The use of iron changed the life of early man as, in comparison to copper or bronze, iron was much more robust and enduring. Iron could be forged into various tools, including axes, ploughs, sickles, shovels, spears, and more. Instead of being reforged, iron could also be honed. It was a technological development that altered early man's way of existence.

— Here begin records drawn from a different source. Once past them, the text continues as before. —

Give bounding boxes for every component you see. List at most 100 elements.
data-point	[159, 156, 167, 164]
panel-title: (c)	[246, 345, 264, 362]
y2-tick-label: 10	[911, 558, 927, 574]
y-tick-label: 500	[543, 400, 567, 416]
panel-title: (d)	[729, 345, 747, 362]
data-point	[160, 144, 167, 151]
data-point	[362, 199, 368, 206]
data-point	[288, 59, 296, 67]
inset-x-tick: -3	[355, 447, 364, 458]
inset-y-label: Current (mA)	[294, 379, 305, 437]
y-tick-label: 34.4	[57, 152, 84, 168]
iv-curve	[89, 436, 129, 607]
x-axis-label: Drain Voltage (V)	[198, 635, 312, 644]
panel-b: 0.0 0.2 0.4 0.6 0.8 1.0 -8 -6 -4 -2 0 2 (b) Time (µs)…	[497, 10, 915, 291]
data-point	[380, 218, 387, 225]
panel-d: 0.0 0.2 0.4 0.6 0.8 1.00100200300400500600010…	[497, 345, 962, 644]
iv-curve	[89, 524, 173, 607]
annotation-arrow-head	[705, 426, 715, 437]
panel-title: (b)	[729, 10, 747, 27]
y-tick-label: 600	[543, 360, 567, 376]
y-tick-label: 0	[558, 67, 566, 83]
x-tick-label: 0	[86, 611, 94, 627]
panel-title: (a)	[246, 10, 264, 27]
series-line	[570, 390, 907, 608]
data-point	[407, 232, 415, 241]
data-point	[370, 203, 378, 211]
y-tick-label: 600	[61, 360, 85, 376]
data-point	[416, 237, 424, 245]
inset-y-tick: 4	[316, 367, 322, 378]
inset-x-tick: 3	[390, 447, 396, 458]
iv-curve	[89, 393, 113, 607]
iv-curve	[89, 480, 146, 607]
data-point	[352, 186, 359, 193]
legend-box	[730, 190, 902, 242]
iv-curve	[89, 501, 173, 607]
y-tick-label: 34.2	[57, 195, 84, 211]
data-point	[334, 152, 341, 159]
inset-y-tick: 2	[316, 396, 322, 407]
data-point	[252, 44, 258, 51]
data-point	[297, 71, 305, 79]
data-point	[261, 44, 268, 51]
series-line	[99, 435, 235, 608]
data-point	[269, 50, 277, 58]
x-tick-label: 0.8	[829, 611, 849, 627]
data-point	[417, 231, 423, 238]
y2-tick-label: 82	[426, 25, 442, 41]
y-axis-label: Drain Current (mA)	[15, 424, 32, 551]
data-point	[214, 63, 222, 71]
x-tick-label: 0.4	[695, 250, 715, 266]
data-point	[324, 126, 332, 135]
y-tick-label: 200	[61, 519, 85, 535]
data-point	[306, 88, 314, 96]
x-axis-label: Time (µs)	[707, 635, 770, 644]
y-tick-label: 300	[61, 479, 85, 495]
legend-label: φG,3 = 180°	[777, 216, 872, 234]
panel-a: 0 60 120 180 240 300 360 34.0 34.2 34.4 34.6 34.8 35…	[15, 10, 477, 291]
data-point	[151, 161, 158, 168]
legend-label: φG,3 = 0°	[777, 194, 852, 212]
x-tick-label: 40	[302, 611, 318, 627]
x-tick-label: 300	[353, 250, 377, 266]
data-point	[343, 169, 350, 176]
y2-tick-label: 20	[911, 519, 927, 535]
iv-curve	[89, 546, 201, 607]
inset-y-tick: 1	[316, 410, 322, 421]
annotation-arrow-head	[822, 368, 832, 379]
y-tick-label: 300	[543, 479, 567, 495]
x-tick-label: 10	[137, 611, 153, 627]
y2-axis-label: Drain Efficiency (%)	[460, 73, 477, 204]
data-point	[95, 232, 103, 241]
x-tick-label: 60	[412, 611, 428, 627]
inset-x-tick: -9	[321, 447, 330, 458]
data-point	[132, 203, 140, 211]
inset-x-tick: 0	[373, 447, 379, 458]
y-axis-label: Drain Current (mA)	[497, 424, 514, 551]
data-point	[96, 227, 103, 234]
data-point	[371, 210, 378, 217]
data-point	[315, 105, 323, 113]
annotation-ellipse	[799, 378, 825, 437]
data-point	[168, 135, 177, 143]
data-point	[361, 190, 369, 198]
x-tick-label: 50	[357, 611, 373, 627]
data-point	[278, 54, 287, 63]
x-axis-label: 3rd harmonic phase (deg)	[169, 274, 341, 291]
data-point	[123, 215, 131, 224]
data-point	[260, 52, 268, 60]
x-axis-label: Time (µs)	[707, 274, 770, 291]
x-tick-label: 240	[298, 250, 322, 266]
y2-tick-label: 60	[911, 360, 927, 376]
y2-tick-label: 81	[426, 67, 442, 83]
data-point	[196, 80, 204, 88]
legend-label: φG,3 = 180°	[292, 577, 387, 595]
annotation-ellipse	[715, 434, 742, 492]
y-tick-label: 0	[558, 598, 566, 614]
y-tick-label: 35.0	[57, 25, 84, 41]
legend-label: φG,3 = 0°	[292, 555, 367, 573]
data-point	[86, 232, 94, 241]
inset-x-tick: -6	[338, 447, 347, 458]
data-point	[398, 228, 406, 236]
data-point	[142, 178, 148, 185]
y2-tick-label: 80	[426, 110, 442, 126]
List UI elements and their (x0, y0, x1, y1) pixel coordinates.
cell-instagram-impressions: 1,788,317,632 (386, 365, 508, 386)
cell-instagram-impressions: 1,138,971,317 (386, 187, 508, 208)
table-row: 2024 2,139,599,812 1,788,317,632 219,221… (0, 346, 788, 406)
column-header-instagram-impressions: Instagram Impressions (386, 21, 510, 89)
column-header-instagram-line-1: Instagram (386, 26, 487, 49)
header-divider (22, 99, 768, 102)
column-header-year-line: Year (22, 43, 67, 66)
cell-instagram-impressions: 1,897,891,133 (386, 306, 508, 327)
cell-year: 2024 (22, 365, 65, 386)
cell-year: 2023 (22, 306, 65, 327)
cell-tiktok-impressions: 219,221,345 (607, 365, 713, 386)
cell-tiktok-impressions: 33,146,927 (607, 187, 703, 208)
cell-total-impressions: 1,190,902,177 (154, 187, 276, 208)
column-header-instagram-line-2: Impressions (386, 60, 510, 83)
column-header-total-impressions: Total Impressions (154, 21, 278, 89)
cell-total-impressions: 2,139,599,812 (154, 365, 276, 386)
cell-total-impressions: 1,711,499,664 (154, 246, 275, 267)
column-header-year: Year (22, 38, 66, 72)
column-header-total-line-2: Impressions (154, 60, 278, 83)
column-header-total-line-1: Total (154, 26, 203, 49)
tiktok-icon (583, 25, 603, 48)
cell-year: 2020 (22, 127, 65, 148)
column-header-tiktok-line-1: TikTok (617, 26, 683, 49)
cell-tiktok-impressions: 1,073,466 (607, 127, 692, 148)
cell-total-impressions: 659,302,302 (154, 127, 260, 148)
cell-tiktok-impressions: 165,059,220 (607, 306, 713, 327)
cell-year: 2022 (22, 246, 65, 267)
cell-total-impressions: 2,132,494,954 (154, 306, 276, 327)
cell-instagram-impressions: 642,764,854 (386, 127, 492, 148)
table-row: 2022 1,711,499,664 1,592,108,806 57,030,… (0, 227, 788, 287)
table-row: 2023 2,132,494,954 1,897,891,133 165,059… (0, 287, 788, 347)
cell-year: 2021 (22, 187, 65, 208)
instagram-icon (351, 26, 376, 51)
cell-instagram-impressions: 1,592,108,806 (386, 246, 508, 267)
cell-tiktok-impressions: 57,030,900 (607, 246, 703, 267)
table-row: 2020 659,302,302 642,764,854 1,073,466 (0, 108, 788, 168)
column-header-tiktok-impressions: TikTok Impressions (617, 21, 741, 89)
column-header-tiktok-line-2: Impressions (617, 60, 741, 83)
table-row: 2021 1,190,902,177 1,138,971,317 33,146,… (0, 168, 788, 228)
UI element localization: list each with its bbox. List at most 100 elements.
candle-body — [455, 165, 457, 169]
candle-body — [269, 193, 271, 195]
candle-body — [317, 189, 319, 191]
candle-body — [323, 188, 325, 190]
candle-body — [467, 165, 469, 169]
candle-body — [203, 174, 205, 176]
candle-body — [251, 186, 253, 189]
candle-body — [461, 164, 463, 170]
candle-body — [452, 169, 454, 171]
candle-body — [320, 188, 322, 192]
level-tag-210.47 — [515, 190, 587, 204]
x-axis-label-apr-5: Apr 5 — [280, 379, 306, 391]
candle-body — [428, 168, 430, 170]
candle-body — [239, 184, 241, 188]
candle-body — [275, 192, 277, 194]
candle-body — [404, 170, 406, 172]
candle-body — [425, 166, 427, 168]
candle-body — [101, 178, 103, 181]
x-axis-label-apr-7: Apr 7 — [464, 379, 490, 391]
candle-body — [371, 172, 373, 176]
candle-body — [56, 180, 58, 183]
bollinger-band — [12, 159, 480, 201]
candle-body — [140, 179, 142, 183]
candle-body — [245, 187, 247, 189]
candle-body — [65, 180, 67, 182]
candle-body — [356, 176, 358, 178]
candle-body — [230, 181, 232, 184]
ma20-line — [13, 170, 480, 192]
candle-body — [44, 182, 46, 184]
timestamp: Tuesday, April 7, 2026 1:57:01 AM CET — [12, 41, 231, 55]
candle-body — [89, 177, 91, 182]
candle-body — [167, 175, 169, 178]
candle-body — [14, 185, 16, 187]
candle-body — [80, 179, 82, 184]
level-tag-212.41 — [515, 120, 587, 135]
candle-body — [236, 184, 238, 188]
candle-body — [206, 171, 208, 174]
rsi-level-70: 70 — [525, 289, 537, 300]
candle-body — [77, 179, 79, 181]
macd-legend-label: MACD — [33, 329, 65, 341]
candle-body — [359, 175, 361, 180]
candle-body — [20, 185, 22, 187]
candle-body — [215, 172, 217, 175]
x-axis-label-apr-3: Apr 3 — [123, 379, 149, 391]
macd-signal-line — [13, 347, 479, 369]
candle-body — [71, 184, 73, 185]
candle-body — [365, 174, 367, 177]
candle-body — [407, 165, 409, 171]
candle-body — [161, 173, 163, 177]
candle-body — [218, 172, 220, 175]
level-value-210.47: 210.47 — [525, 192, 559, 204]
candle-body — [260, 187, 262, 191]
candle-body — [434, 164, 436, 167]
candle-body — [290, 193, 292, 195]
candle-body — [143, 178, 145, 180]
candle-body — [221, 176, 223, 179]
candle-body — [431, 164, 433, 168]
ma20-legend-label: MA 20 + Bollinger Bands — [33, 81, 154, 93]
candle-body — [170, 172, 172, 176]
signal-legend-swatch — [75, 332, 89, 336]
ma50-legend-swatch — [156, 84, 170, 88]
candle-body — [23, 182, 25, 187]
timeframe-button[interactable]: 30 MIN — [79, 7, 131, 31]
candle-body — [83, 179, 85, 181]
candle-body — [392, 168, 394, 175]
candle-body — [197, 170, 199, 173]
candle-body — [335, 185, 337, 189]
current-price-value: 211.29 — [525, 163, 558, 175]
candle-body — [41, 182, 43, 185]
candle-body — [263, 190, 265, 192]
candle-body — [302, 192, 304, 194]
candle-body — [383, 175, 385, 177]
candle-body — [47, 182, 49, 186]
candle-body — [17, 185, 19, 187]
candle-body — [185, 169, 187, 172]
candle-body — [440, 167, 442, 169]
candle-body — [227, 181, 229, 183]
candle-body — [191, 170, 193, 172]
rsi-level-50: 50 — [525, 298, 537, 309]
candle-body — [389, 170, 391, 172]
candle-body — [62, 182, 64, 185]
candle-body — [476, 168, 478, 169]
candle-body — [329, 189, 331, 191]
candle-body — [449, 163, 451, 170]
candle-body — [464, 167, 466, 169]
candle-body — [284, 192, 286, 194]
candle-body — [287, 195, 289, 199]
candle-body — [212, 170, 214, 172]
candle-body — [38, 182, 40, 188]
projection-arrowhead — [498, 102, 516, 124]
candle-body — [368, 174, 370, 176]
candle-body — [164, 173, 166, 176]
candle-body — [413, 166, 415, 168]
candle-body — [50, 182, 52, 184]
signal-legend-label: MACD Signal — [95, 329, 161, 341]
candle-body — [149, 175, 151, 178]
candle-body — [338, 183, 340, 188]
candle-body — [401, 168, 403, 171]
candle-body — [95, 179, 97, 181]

Iron Age Changed the World

  • The clank and clatter of the blacksmith's anvil ushered in the Iron Age a thousand years before the age of empires in Rome and Greece.
  • Different parts of the world experienced the end of the Bronze Age at other times.
  • Still, wherever it happened, the distinctive dark metal brought about enormous changes to daily life in ancient society, affecting everything from how people raised crops to how they waged war.
  • Through the Industrial Revolution, which helped Britain become the world's leading industrial power, and into the present day in its more complex form, steel and iron have remained a necessary element for more than 3,000 years.
  • Evidence suggests that in approximately 1500 B.C., people in portions of western Africa and southern Asia were the first to understand that the dark-silver pebbles sticking out of the earth could be shaped into tools and weapons.
  • Historians believe the metal was accidentally discovered when some ore was placed into a fire and transformed into wrought iron.

Summary:

How did the use of iron change the life of early man?

Iron was far more durable and sturdy than copper or bronze. Axes, ploughs, sickles, shovels, spears, and other implements could all be made from iron. Iron could be refined in addition to being reforged.